Ein durchaus vermeidbarer Abstieg, wie der gelernte Bankaufmann findet – zumindest der Neustrelitzer. „Man hat dort in den vergangenen Jahren sicherlich ein paar Entscheidungen getroffen, die rückblickend nicht alle richtig waren”, so der heutige RWE-Sportdirektor.

Eine Entscheidung musste Bornemann selbst inzwischen auch treffen – und zwar die, die „Herausforderung Erfurt” anzunehmen.

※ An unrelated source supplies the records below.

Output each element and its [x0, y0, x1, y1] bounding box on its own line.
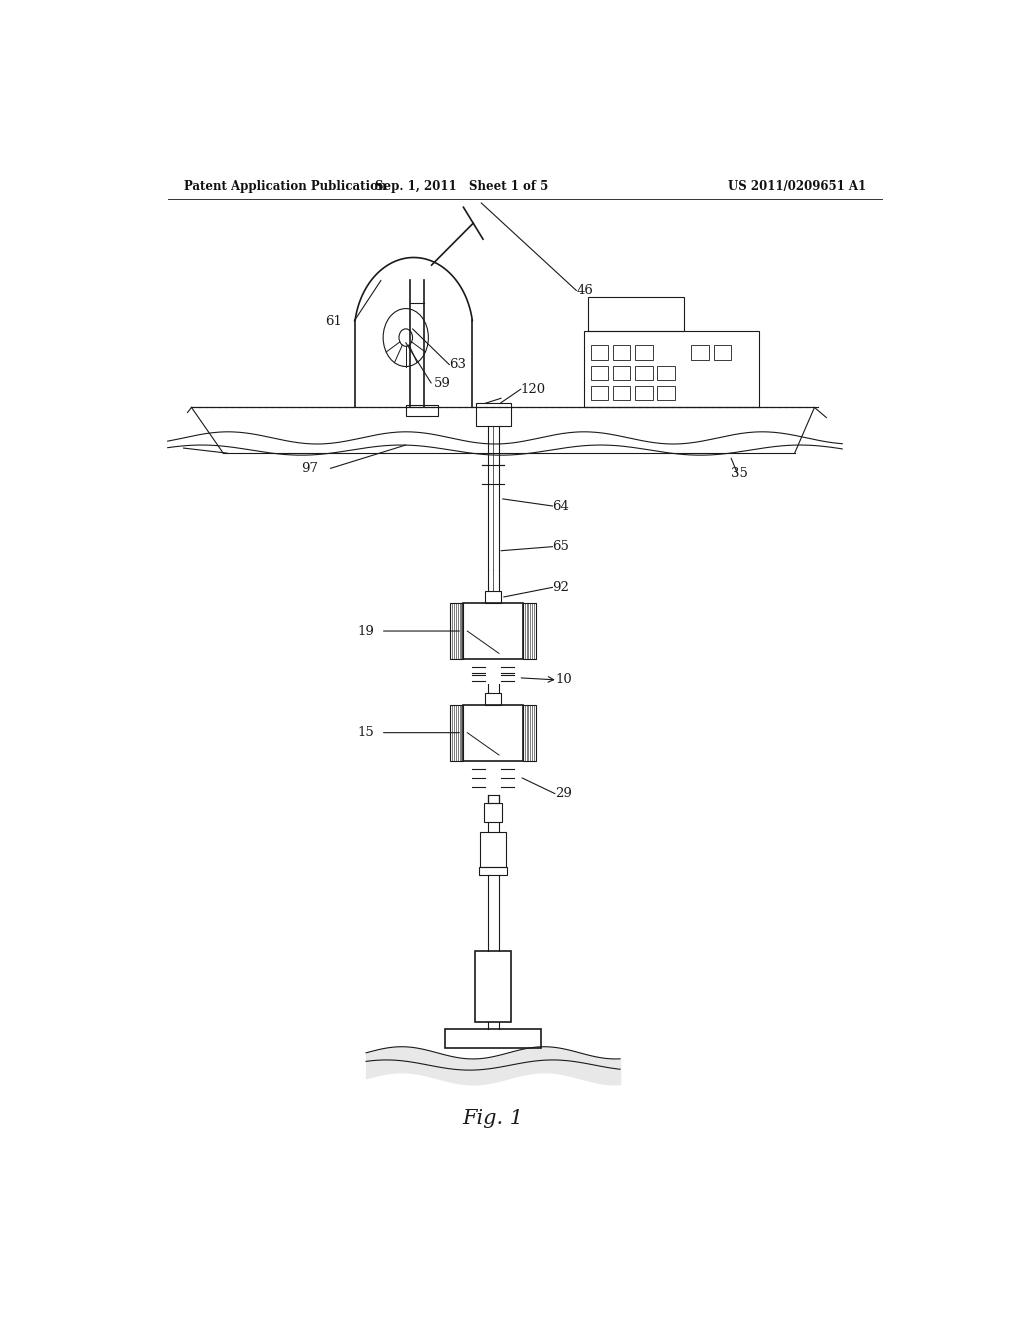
Bar [451, 705, 463, 760]
Bar [635, 385, 652, 400]
Text: Patent Application Publication: Patent Application Publication [183, 181, 386, 193]
Bar [406, 405, 437, 416]
Text: US 2011/0209651 A1: US 2011/0209651 A1 [728, 181, 866, 193]
Text: 10: 10 [555, 673, 571, 686]
Bar [475, 404, 511, 426]
Bar [523, 705, 536, 760]
Bar [613, 366, 631, 380]
Bar [487, 795, 499, 804]
Bar [451, 603, 463, 659]
Bar [613, 385, 631, 400]
Bar [463, 705, 523, 760]
Text: 29: 29 [555, 787, 571, 800]
Bar [591, 346, 608, 359]
Bar [484, 693, 502, 705]
Text: 120: 120 [521, 383, 546, 396]
Text: Sep. 1, 2011   Sheet 1 of 5: Sep. 1, 2011 Sheet 1 of 5 [375, 181, 548, 193]
Bar [484, 591, 502, 603]
Bar [591, 385, 608, 400]
Bar [691, 346, 709, 359]
Text: Fig. 1: Fig. 1 [463, 1109, 523, 1129]
Text: 35: 35 [731, 467, 748, 480]
Bar [635, 366, 652, 380]
Text: 97: 97 [301, 462, 318, 475]
Bar [523, 603, 536, 659]
Bar [479, 867, 507, 875]
Text: 64: 64 [553, 499, 569, 512]
Bar [445, 1030, 541, 1048]
Text: 46: 46 [577, 284, 593, 297]
Bar [585, 331, 759, 408]
Bar [657, 366, 675, 380]
Bar [613, 346, 631, 359]
Bar [657, 385, 675, 400]
Bar [714, 346, 731, 359]
Text: 61: 61 [326, 314, 342, 327]
Text: 65: 65 [553, 540, 569, 553]
Text: 92: 92 [553, 581, 569, 594]
Bar [591, 366, 608, 380]
Text: 19: 19 [357, 624, 374, 638]
Bar [588, 297, 684, 331]
Text: 59: 59 [433, 376, 451, 389]
Bar [635, 346, 652, 359]
Text: 63: 63 [450, 358, 466, 371]
Text: 15: 15 [357, 726, 374, 739]
Bar [475, 952, 511, 1022]
Bar [484, 804, 502, 821]
Bar [463, 603, 523, 659]
Bar [480, 832, 506, 867]
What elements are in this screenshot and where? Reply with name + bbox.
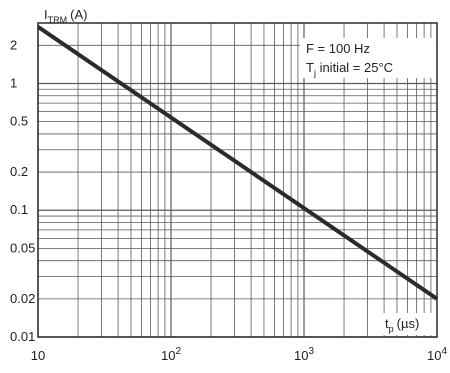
plot-frame [37,22,438,338]
y-axis-label-sub: TRM [48,15,68,25]
y-tick-label: 0.05 [10,240,35,255]
y-tick-label: 0.1 [10,202,28,217]
x-axis-label: tp (µs) [385,316,419,334]
x-axis-label-sub: p [389,324,394,334]
y-tick-label: 2 [10,37,17,52]
y-axis-label-main: I [44,7,48,22]
y-tick-label: 0.2 [10,164,28,179]
annotation: F = 100 Hz Tj initial = 25°C [300,38,436,78]
x-tick-label: 102 [161,346,181,363]
tick-labels: 2 1 0.5 0.2 0.1 0.05 0.02 0.01 10 102 103 104 [10,37,447,363]
x-axis-label-background [380,313,436,335]
x-tick-label: 103 [294,346,314,363]
y-tick-label: 0.01 [10,329,35,344]
annotation-line-1: F = 100 Hz [306,41,370,56]
x-axis-label-unit: (µs) [397,316,420,331]
series-line [36,25,439,301]
x-tick-label: 10 [31,348,45,363]
y-tick-label: 0.02 [10,291,35,306]
x-axis-label-group: tp (µs) [380,313,436,335]
series-layer [36,25,439,301]
annotation-line-2: Tj initial = 25°C [306,60,393,78]
y-axis-label-unit: (A) [70,7,87,22]
y-axis-label: ITRM (A) [44,7,87,25]
x-axis-label-main: t [385,316,389,331]
x-tick-label: 104 [427,346,447,363]
y-tick-label: 1 [10,75,17,90]
annotation-background [300,38,436,78]
y-tick-label: 0.5 [10,114,28,129]
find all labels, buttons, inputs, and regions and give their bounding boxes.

Und sich somit einen großen Traum erfüllen. „Es macht mich unheimlich stolz, einen solch großartigen Traditionsverein unter die Arme greifen zu können.” Ein Traditionsverein jedoch mit so einigen Problemen.

Doch keine, die den Niedersachsen, der privat aber liebendgern noch in Mecklenburg wohnt, davor abschreckten, dem kriselnden Ex-DDR-Oberligisten und Europacup-Teilnehmer seine Hilfe anzubieten. Und zwar seine Hilfe als Sportdirektor.

Ausgliederung der ersten Mannschaft und der A-Jugend

Anfangs mit Argwohn und äußerst kritisch von den RWE-Anhängern empfangen, sorgte Bornemann dafür, dass man den Erfurtern – Stand heute – sportlich (aktuell 3. Platz in der Regionalliga Nordost) nichts vorwerfen kann. Er stellte eine Mannschaft zusammen, die im Altersdurchschnitt zwar sehr jung daherkommt, aber trotzdem schon fußballerische Klasse anbietet.

„Unser Ziel ist es, eine entwicklungsfähige Mannschaft auf das Feld zu schicken”, so Bornemann, „und außerdem soll sie auch charakterstark sein”. Und das ist sie allemal. Wer diese Truppe in den turbulenten letzten Wochen hat spielen und kämpfen sehen, wird das auch bestätigen. Trotz der ganzen Insolvenz-Turbulenzen außerhalb des Fußballplatzes.

„Das waren für uns alle keine leichten Tage”, gibt Bornemann offen zu, „nun sind wir aber heilfroh darüber, dass wir die Möglichkeit bekommen haben, den Weg weitergehen zu können”. Der Weg, der Anfang des kommenden Jahres mit der Ausgliederung der ersten Männermannschaft sowie der A-Jugend, beschritten werden soll.

Mit dabei ist dann auch wieder Oliver Bornemann – der alte Sportliche Leiter der TSG und aktuelle Sportdirektor von Rot-Weiß Erfurt.